Intelligence-collective

 

Quand on parle d’intelligence collective on a souvent l’impression de quelque chose d’assez flou, d’aléatoire, ce terme offre une dimension presque divine à ce qu’on pourrait aussi appeler l’organisation autogestionnaire du vivant. Car il s’agit de cela !  Le vivant crée de manière spontanée une multitude de structures d’organisations autogérées et impressionnantes d’efficiences. Comme vous l’aurez donc compris, aujourd’hui nous allons plonger dans le domaine passionnant de l’intelligence collective.

1 – L’intelligence collective dans la nature.

Commençons par le commencement, tout d’abord, qu’est ce que l’intelligence collective ?

Il s’agit de la capacité cognitive d’un groupe d’individus interagissant les uns avec les autres, formant par leurs interactions, une organisation plus ou moins complexe. La connaissance de la structure globale est ignorée par les membres du groupe qui n’ont qu’une perception partielle de la structure globale, ils n’ont pas conscience de la totalité des éléments qui influencent le groupe. D’un point de vue extérieur, la multitude d’interactions entre les différents membres du groupe formera ce qu’on appelle communément une synergie ou une stigmergie chez les espèces eusociales.

Dans le règne animal, l’intelligence collective s’observe principalement chez les insectes sociaux (fourmis, termites, abeilles), et les animaux communautaires, notamment se déplaçant en formation (oiseaux migrateurs, bancs de poissons) ou chassant en meute (loups, hyènes, lionnes). C’est au sein des sociétés d’insectes que l’on rencontre les formes d’organisation les plus complexes et également les structures les plus élaborées.

Banc de poisson

Essaim d'abeille

spotted_groupinwater

 

Si l’on prend l’exemple des fourmis, on a longtemps pensé – à tort – que les sociétés de fourmis fonctionnaient sur un mode d’organisation semblable à celui qui domine dans nos sociétés humaines, à savoir un système hiérarchique et très centralisé. Mais les études réalisées au cours des quarante dernières années ont mis en exergue des mécanismes d’auto-organisation caractérisant les phénomènes de coordination collective à l’intérieur de ces sociétés. La colonie dans son ensemble est en effet un système complexe auto-régulé, capable de s’adapter très facilement aux fluctuations environnementales sans contrôle externe et de manière totalement distribuée.

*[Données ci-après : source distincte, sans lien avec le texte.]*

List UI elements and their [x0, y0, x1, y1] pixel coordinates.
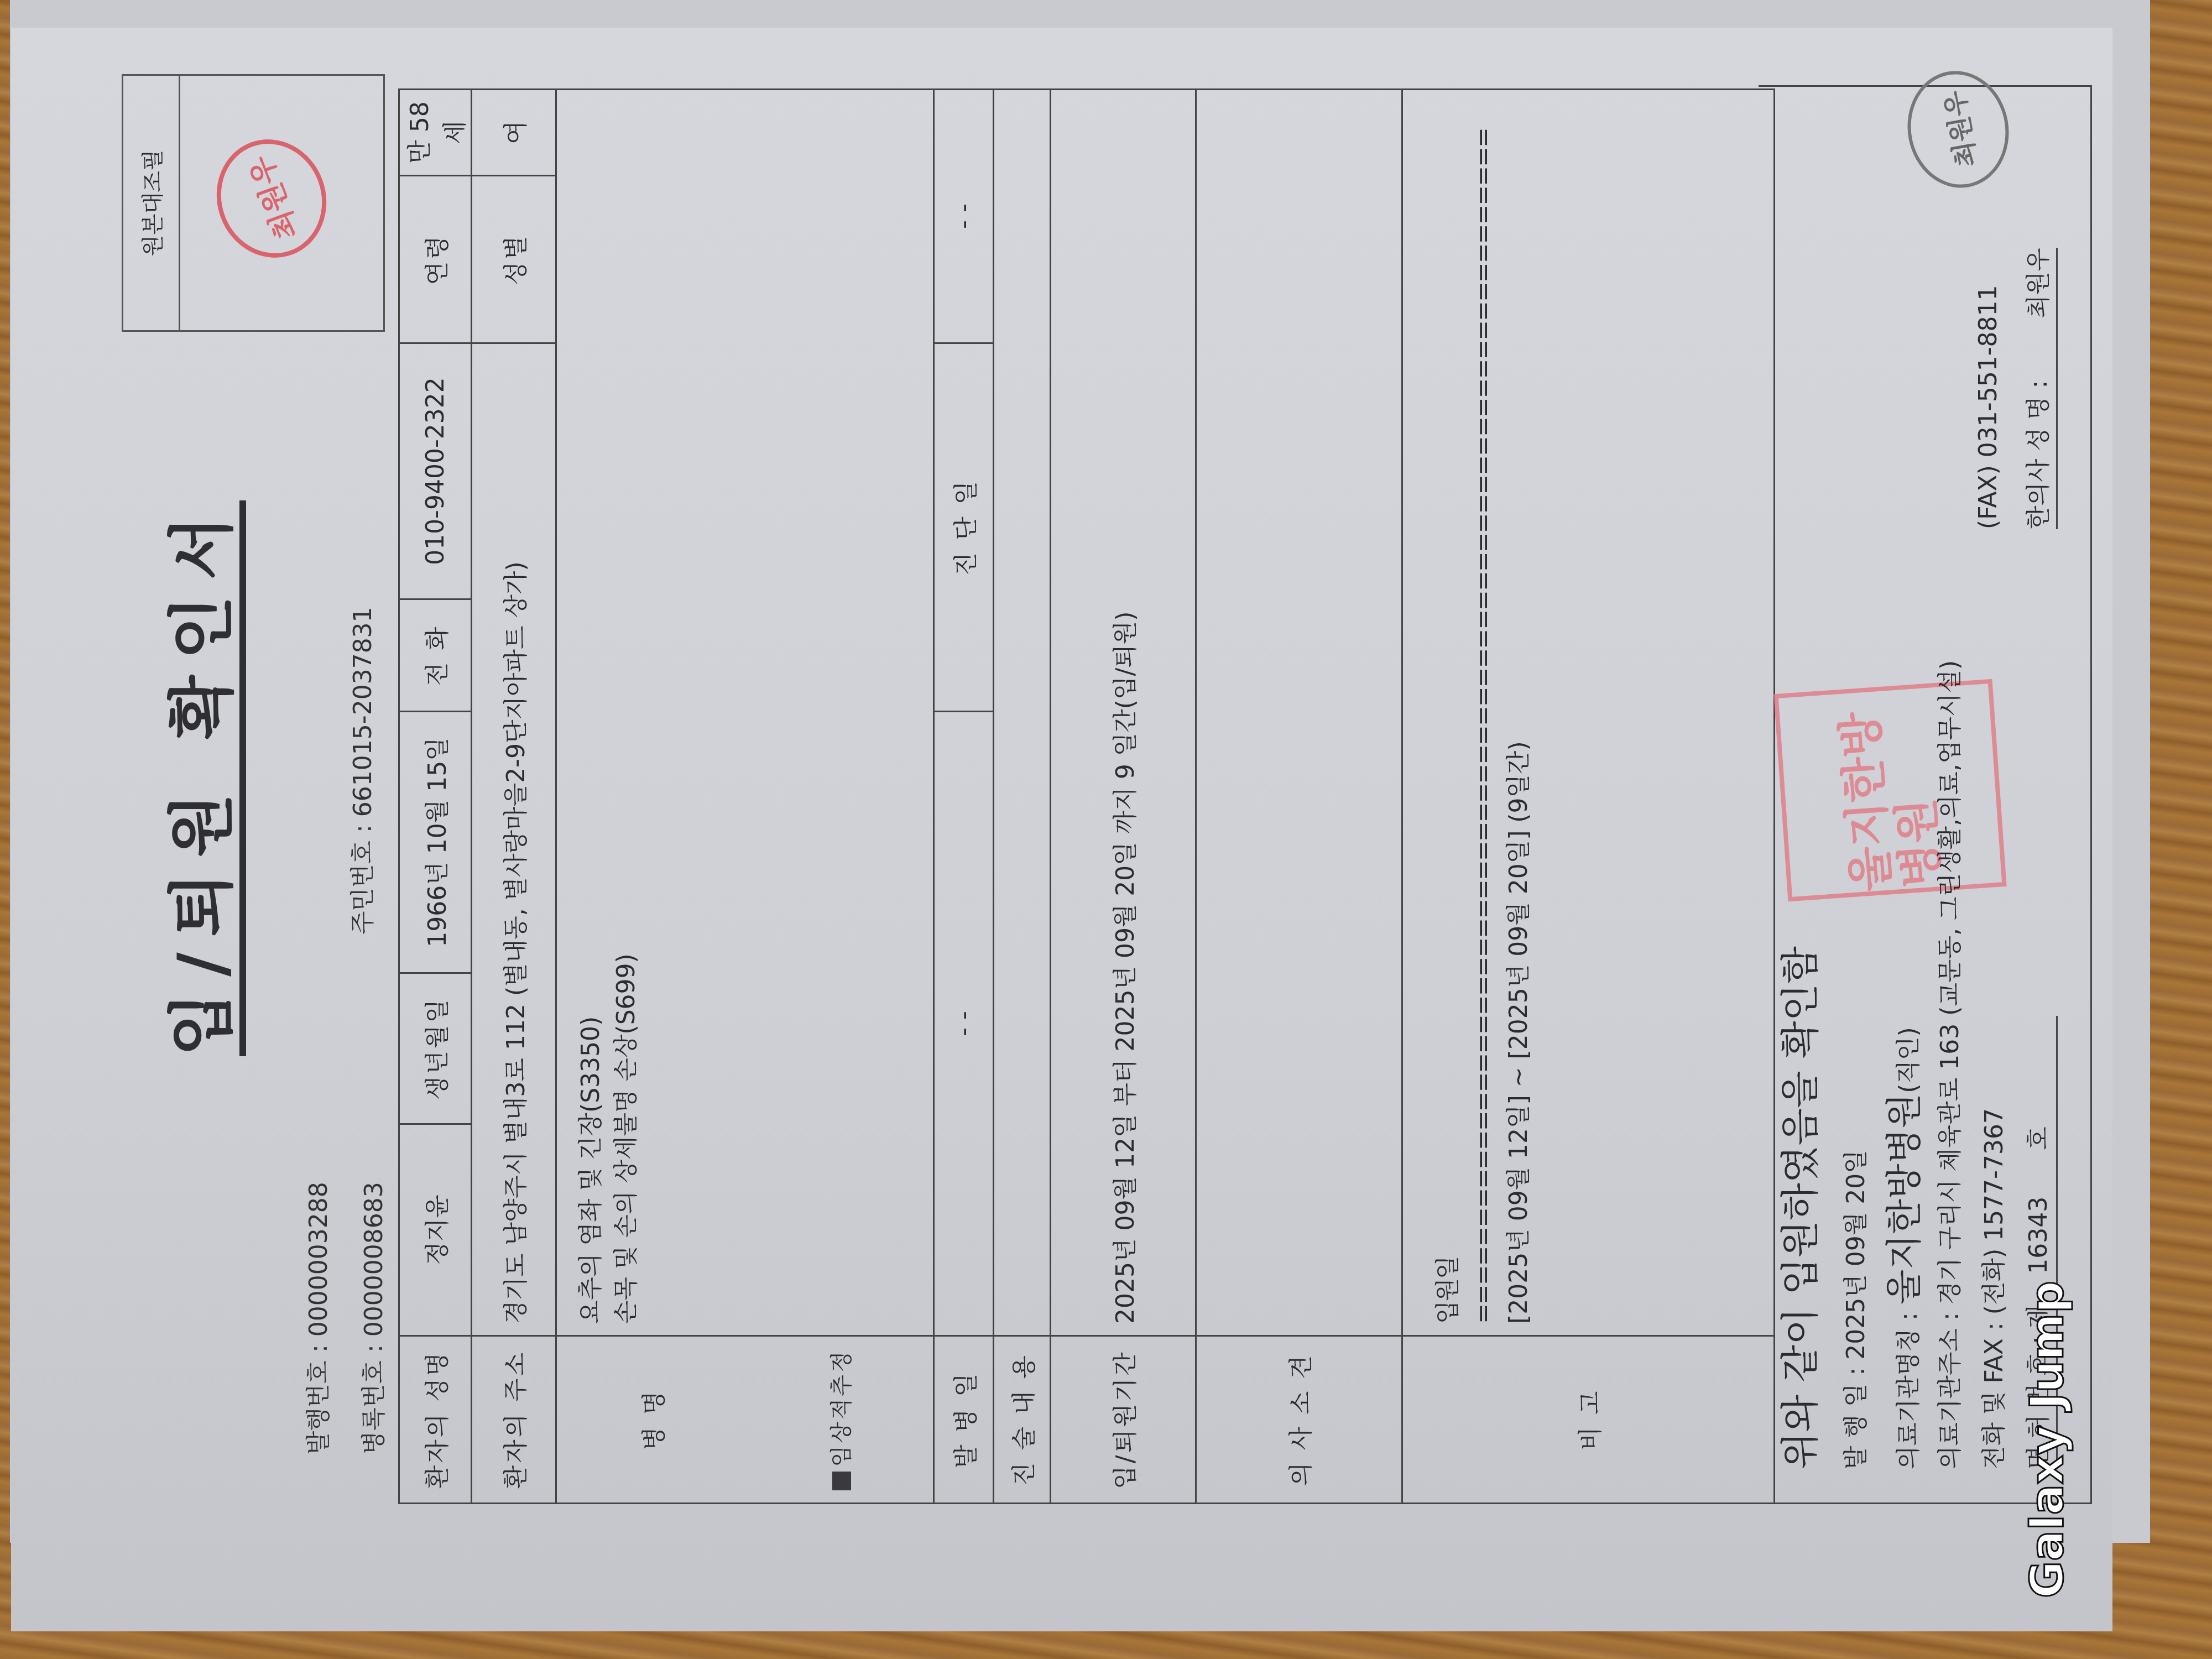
- clinical-estimate-label: 임상적추정: [824, 1349, 855, 1490]
- copy-verification-box: 원본대조필 최원우: [122, 74, 385, 332]
- issue-date: 발 행 일 : 2025년 09월 20일: [1836, 1150, 1871, 1469]
- table-row: 발 병 일 - - 진 단 일 - -: [934, 90, 994, 1504]
- diagnosis-list: 요추의 염좌 및 긴장(S3350) 손목 및 손의 상세불명 손상(S699): [556, 90, 934, 1336]
- remarks: 입원일=====================================…: [1402, 90, 1775, 1336]
- app-watermark: Galaxy Jump: [2021, 1288, 2082, 1598]
- remarks-line: 입원일=====================================…: [1431, 101, 1501, 1324]
- diagnosis-item: 손목 및 손의 상세불명 손상(S699): [609, 101, 644, 1324]
- sex-label: 성별: [472, 176, 556, 343]
- age-label: 연령: [399, 176, 472, 343]
- birth-date: 1966년 10월 15일: [399, 712, 472, 973]
- patient-info-table: 환자의 성명 정지윤 생년월일 1966년 10월 15일 전 화 010-94…: [398, 88, 1775, 1504]
- table-row: 비 고 입원일=================================…: [1402, 90, 1775, 1504]
- phone-label: 전 화: [399, 599, 472, 712]
- address-label: 환자의 주소: [472, 1336, 556, 1504]
- institution-address: 의료기관주소 : 경기 구리시 체육관로 163 (교문동, 그린생활,의료,업…: [1930, 660, 1965, 1469]
- patient-phone: 010-9400-2322: [399, 343, 472, 599]
- table-row: 환자의 주소 경기도 남양주시 별내3로 112 (별내동, 별사랑마을2-9단…: [472, 90, 556, 1504]
- admission-discharge-certificate: 입/퇴원 확인서 발행번호 : 0000003288 병록번호 : 000000…: [11, 28, 2112, 1631]
- table-row: 병 명 임상적추정 요추의 염좌 및 긴장(S3350) 손목 및 손의 상세불…: [556, 90, 934, 1504]
- institution-fax: (FAX) 031-551-8811: [1974, 285, 2002, 529]
- period-label: 입/퇴원기간: [1051, 1336, 1196, 1504]
- confirmation-statement: 위와 같이 입원하였음을 확인함: [1770, 946, 1825, 1469]
- institution-name: 의료기관명칭 : 울지한방병원(직인): [1875, 1027, 1927, 1469]
- onset-label: 발 병 일: [934, 1336, 994, 1504]
- diagnosis-date: - -: [934, 90, 994, 343]
- hospital-seal-icon: 울지한방병원: [1773, 679, 2006, 902]
- verification-stamp-icon: 최원우: [200, 124, 343, 273]
- statement-content: [994, 90, 1051, 1336]
- remarks-label: 비 고: [1402, 1336, 1775, 1504]
- onset-date: - -: [934, 712, 994, 1336]
- patient-name: 정지윤: [399, 1124, 472, 1336]
- doctor-signature: 한의사 성 명 : 최원우: [2018, 248, 2058, 529]
- institution-phone: 전화 및 FAX : (전화) 1577-7367: [1974, 1108, 2010, 1469]
- diagnosis-date-label: 진 단 일: [934, 343, 994, 712]
- statement-label: 진 술 내 용: [994, 1336, 1051, 1504]
- remarks-line: [2025년 09월 12일] ~ [2025년 09월 20일] (9일간): [1501, 101, 1537, 1324]
- resident-registration-number: 주민번호 : 661015-2037831: [343, 607, 378, 935]
- diagnosis-item: 요추의 염좌 및 긴장(S3350): [573, 101, 609, 1324]
- document-title: 입/퇴원 확인서: [149, 500, 244, 1056]
- issue-number: 발행번호 : 0000003288: [299, 1182, 334, 1454]
- record-number: 병록번호 : 0000008683: [354, 1182, 389, 1454]
- name-label: 환자의 성명: [399, 1336, 472, 1504]
- patient-age: 만 58 세: [399, 90, 472, 176]
- copy-verification-label: 원본대조필: [123, 76, 180, 330]
- table-row: 의 사 소 견: [1196, 90, 1402, 1504]
- table-row: 환자의 성명 정지윤 생년월일 1966년 10월 15일 전 화 010-94…: [399, 90, 472, 1504]
- diagnosis-label: 병 명: [634, 1389, 670, 1451]
- hospitalization-period: 2025년 09월 12일 부터 2025년 09월 20일 까지 9 일간(입…: [1051, 90, 1196, 1336]
- diagnosis-label-cell: 병 명 임상적추정: [556, 1336, 934, 1504]
- doctor-opinion-label: 의 사 소 견: [1196, 1336, 1402, 1504]
- table-row: 입/퇴원기간 2025년 09월 12일 부터 2025년 09월 20일 까지…: [1051, 90, 1196, 1504]
- patient-sex: 여: [472, 90, 556, 176]
- doctor-opinion: [1196, 90, 1402, 1336]
- patient-address: 경기도 남양주시 별내3로 112 (별내동, 별사랑마을2-9단지아파트 상가…: [472, 343, 556, 1336]
- birth-label: 생년월일: [399, 973, 472, 1124]
- table-row: 진 술 내 용: [994, 90, 1051, 1504]
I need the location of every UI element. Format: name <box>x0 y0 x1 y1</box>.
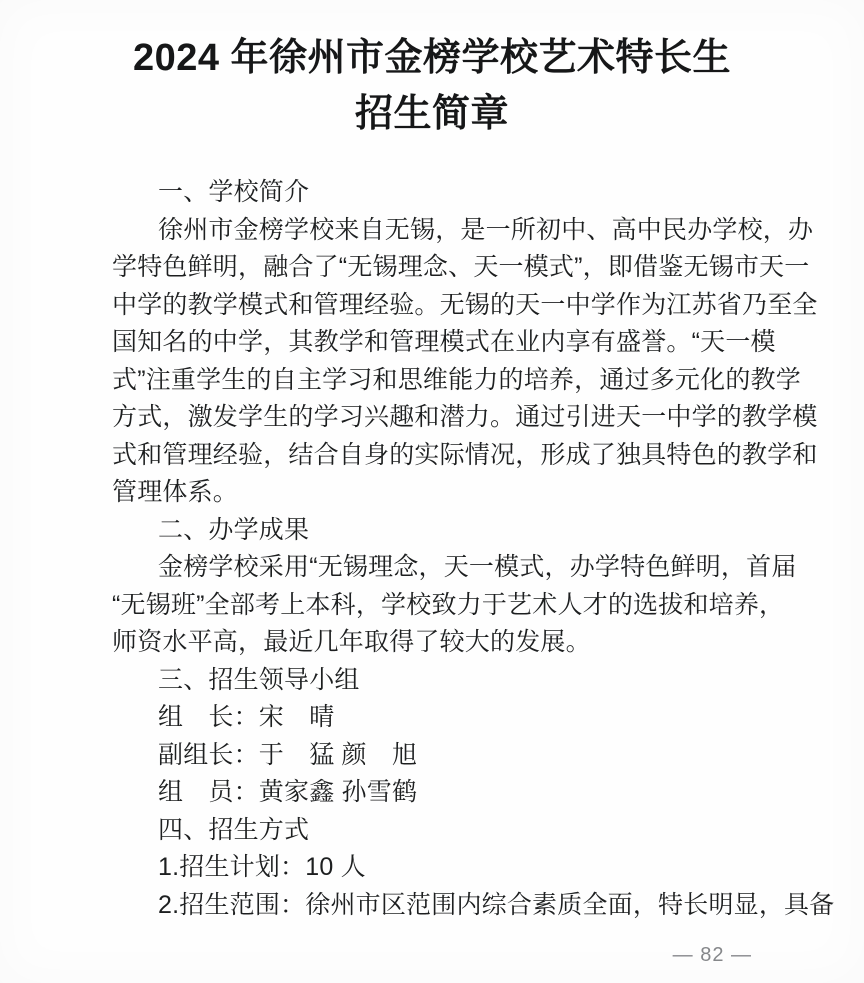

Dans une publication de 2009 (1), Guy Théraulaz – directeur de recherches au CNRS, Docteur en neurosciences et en éthologie – nous explique que le cerveau des fourmis, qui comprend environ cent milles neurones, n’est pas suffisamment performant pour permettre à une seule fourmi d’emmagasiner l’ensemble des informations sur l’état de la colonie et assurer ensuite la répartition des tâches et le bon fonctionnement de la société. En outre, les fourmis ne possèdent aucune connaissance explicite des structures qu’elles produisent ; chaque fourmi n’a généralement accès qu’à une information très limitée sur ce qui se déroule dans son environnement. Le fonctionnement de ces sociétés repose en grande partie sur des réseaux complexes d’interactions – sans chef d’orchestre – permettant aux fourmis d’échanger de l’information et de coordonner leurs activités.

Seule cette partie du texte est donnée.